Daddy never again challenged my ability to live up to a required expectation. He claimed this particular victory. With this valuable lesson, I learned about pride, obedience and work ethics; one day with 100 boxes of apples, an oatmeal box, and a stick. Surely the lesson helped develop my character and my values throughout my life. Train up a child in the way he should go: and when he is old, he will not depart from it. Proverbs 22:6 KJV

18
Feb

The Bookmobile and Daddy's Big Hand

I won first place in a local library writing contest with this story several years ago. The theme was 'what library memories did we have?'.

In 1950, I was a first grader in a new, small, rural school. The children marked the days off the calendar, waiting for the two days a month  the yellow Sonoma County bookmobile visited the school and we could each select a library book! Without today’s modern technology of television, videos, and smart phones, a book was the doorway to a world of fantasy, imagination and excitement.

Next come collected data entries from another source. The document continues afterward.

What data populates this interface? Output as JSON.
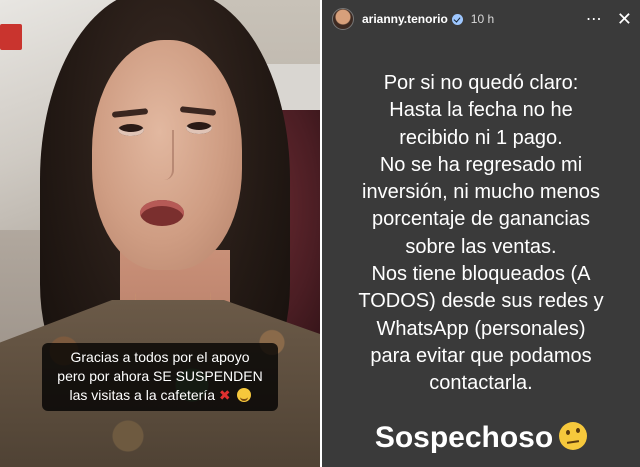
{
  "left_story": {
    "caption_lines": [
      "Gracias a todos por el apoyo",
      "pero por ahora SE SUSPENDEN",
      "las visitas a la cafetería"
    ],
    "caption_icons": [
      "cross-mark-icon",
      "smile-emoji-icon"
    ]
  },
  "right_story": {
    "header": {
      "username": "arianny.tenorio",
      "time": "10 h",
      "more_icon": "⋯",
      "close_icon": "✕"
    },
    "text_lines": [
      "Por si no quedó claro:",
      "Hasta la fecha no he",
      "recibido ni 1 pago.",
      "No se ha regresado mi",
      "inversión, ni mucho menos",
      "porcentaje de ganancias",
      "sobre las ventas.",
      "Nos tiene bloqueados (A",
      "TODOS) desde sus redes y",
      "WhatsApp (personales)",
      "para evitar que podamos",
      "contactarla."
    ],
    "footer_word": "Sospechoso",
    "footer_icon": "raised-eyebrow-emoji-icon"
  },
  "colors": {
    "right_background": "#3a3a3a",
    "divider": "#ffffff",
    "caption_background": "rgba(0,0,0,0.78)",
    "cross_mark": "#e0302f"
  }
}
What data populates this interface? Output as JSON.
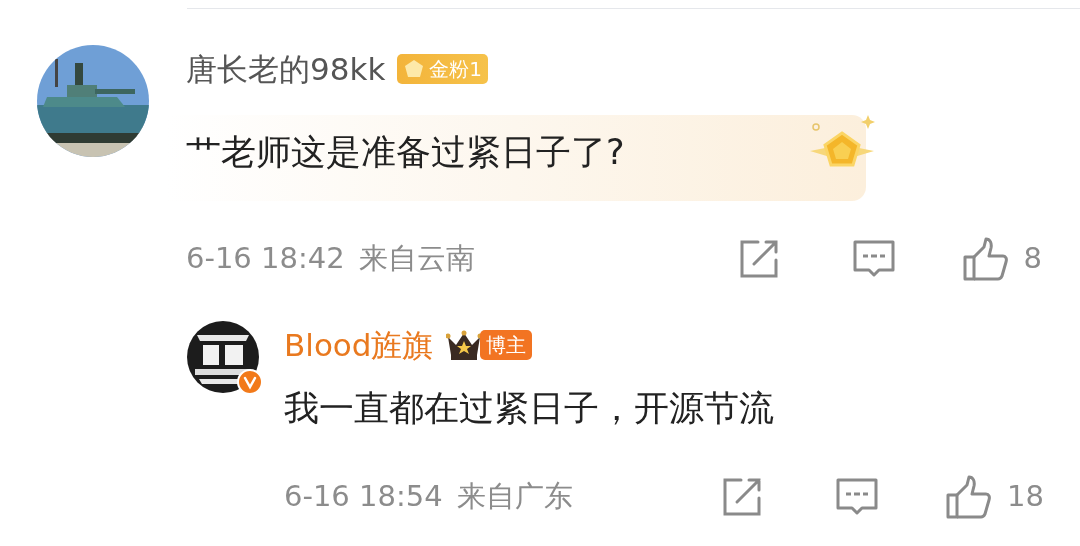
{
  "comments": [
    {
      "username": "唐长老的98kk",
      "author": false,
      "badge": {
        "kind": "fan",
        "label": "金粉1"
      },
      "text": "艹老师这是准备过紧日子了?",
      "fan_card": true,
      "verified": false,
      "time": "6-16 18:42",
      "location": "来自云南",
      "likes": "8",
      "replies": [
        {
          "username": "Blood旌旗",
          "author": true,
          "badge": {
            "kind": "author",
            "label": "博主"
          },
          "text": "我一直都在过紧日子，开源节流",
          "fan_card": false,
          "verified": true,
          "time": "6-16 18:54",
          "location": "来自广东",
          "likes": "18"
        }
      ]
    }
  ]
}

We lined up at the door of the bookmobile. I was barely able to contain our excitement until finally it was my turn to enter the truck. The librarian directed my attention to the two shelves dedicated to beginning readers and I made my selection.

The librarian challenged me with the responsibility of caring for library property and tucked a card into the back cover. It was mine for two whole weeks! Triumphantly, I carried my book down the steps and into the shade of a nearby tree.

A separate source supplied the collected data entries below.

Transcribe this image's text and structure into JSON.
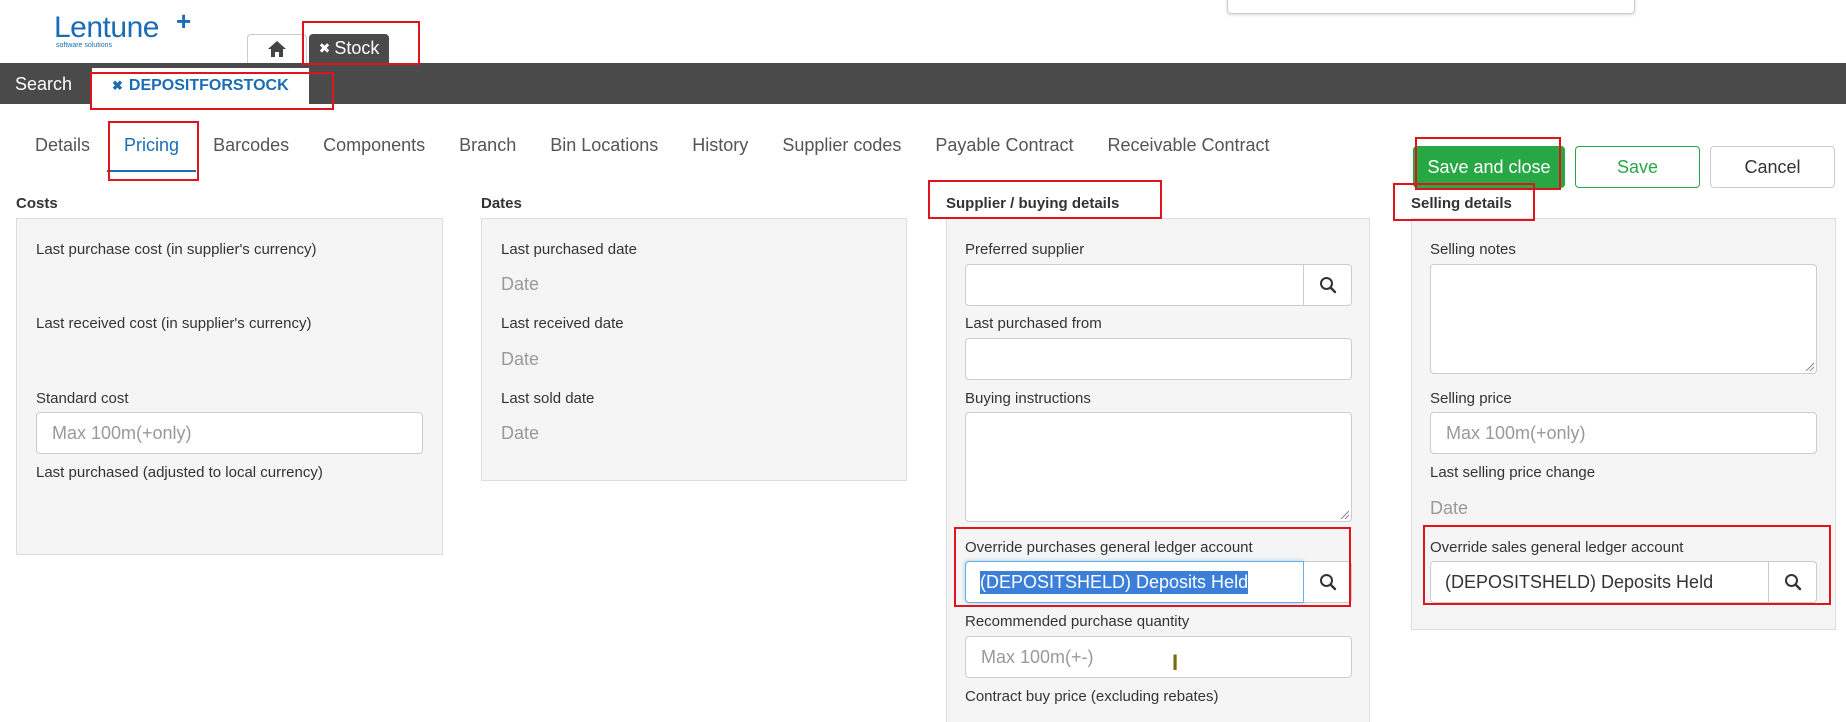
{
  "brand": {
    "name": "Lentune",
    "plus": "+",
    "tagline": "software solutions"
  },
  "app_tabs": {
    "home_icon": "home-icon",
    "stock_close": "✖",
    "stock_label": "Stock"
  },
  "nav": {
    "search_label": "Search",
    "record_close": "✖",
    "record_label": "DEPOSITFORSTOCK"
  },
  "tabs": [
    {
      "label": "Details"
    },
    {
      "label": "Pricing",
      "active": true
    },
    {
      "label": "Barcodes"
    },
    {
      "label": "Components"
    },
    {
      "label": "Branch"
    },
    {
      "label": "Bin Locations"
    },
    {
      "label": "History"
    },
    {
      "label": "Supplier codes"
    },
    {
      "label": "Payable Contract"
    },
    {
      "label": "Receivable Contract"
    }
  ],
  "actions": {
    "save_close": "Save and close",
    "save": "Save",
    "cancel": "Cancel"
  },
  "costs": {
    "title": "Costs",
    "last_purchase_cost": "Last purchase cost (in supplier's currency)",
    "last_received_cost": "Last received cost (in supplier's currency)",
    "standard_cost": "Standard cost",
    "standard_cost_placeholder": "Max 100m(+only)",
    "last_purchased_adjusted": "Last purchased (adjusted to local currency)"
  },
  "dates": {
    "title": "Dates",
    "last_purchased_date": "Last purchased date",
    "last_received_date": "Last received date",
    "last_sold_date": "Last sold date",
    "date_placeholder": "Date"
  },
  "supplier": {
    "title": "Supplier / buying details",
    "preferred_supplier": "Preferred supplier",
    "last_purchased_from": "Last purchased from",
    "buying_instructions": "Buying instructions",
    "override_purchases_gl": "Override purchases general ledger account",
    "override_purchases_gl_value": "(DEPOSITSHELD) Deposits Held",
    "recommended_qty": "Recommended purchase quantity",
    "recommended_qty_placeholder": "Max 100m(+-)",
    "contract_buy_price": "Contract buy price (excluding rebates)"
  },
  "selling": {
    "title": "Selling details",
    "selling_notes": "Selling notes",
    "selling_price": "Selling price",
    "selling_price_placeholder": "Max 100m(+only)",
    "last_selling_price_change": "Last selling price change",
    "date_placeholder": "Date",
    "override_sales_gl": "Override sales general ledger account",
    "override_sales_gl_value": "(DEPOSITSHELD) Deposits Held"
  },
  "colors": {
    "brand_blue": "#1a6db5",
    "nav_dark": "#4a4a4a",
    "success_green": "#28a745",
    "highlight_red": "#e0141c",
    "selection_blue": "#3b7fd9"
  }
}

The book was a treasure, sent to me personally by the President of the United States, who owned the County Public Library System and personally sent the yellow bookmobiles to rural schools, as a symbol of truth, justice and the American Way. This, I knew in my heart of hearts.

I walked home from school that day, carrying my lunch pail, sweater and my precious library book under my arm. One of my companions suggested we take a different route home. Though I knew this was against my mama’s rule, the chanting of chicken cinched my decision to agree. Several blocks from home, our path brought us to a PG&E workman’s hole, loosely covered by boards. Our leader pranced across the boards and 'double-dog dared' us to follow. I was afraid, but unable to defy a double-dog dare, I had no choice but to follow him across the wobbling boards.

Fighting back tears, I clutched my lunch pail, sweater and library book, closed my eyes and took a step onto the wobbly boards. Flailing my hands to keep my balance, my precious book tumbled into the dark hole and landed surely, into the pits of hell. Horrified, we peered into the darkness. I could barely see its pages flipping gently back and forth. The hole was too deep, and rescue too challenging for our small six-year-old minds to comprehend.

I contemplated the outcome of this catastrophe. The President of the United States had personally commissioned the book into my hands and I had failed him…. miserably. Someone was going to jail. I felt sure they wouldn’t put a 6-year-old in jail, but, who…? Suddenly it became all too clear. They would put Daddy in jail because I was his kid and somebody had to pay for this grievous error.

When I got home, I hid in the closet, despite my mother’s pleas to come out. I sat in the dark, crying, imagining what would become of us. Mama would have to go to work. Everyone would  point fingers at me, knowing I was the reason Daddy was in jail.

When Daddy came home, he grabbed me by the collar, pulled me from the closet and whacked my bottom, “What the heck is going on?” Daddy always could get to the seat of the problem in about four seconds.

Between tears and trembling, I confessed the loss of my library book on the way home. (I decided not to mention my suspected opinion about him going to jail. The library police would be here soon enough to point that out and arrest him.)

Daddy drove us back to the gigantic, monstrous hole that yawned beneath the 100 foot deep PGE boards, the hole that had swallowed my precious book, the hole that was the cause of his impending incarceration, and my everlasting shame. He leaned over the gaping cavern, reached his long arm down and…pulled out the book.

Things were easier back then. You could count on Daddy to solve life-shattering problems with one sweep of his big hand, or so it seemed to me, as I snuggled against his shoulder on the way home, my library book clutched tightly to my chest.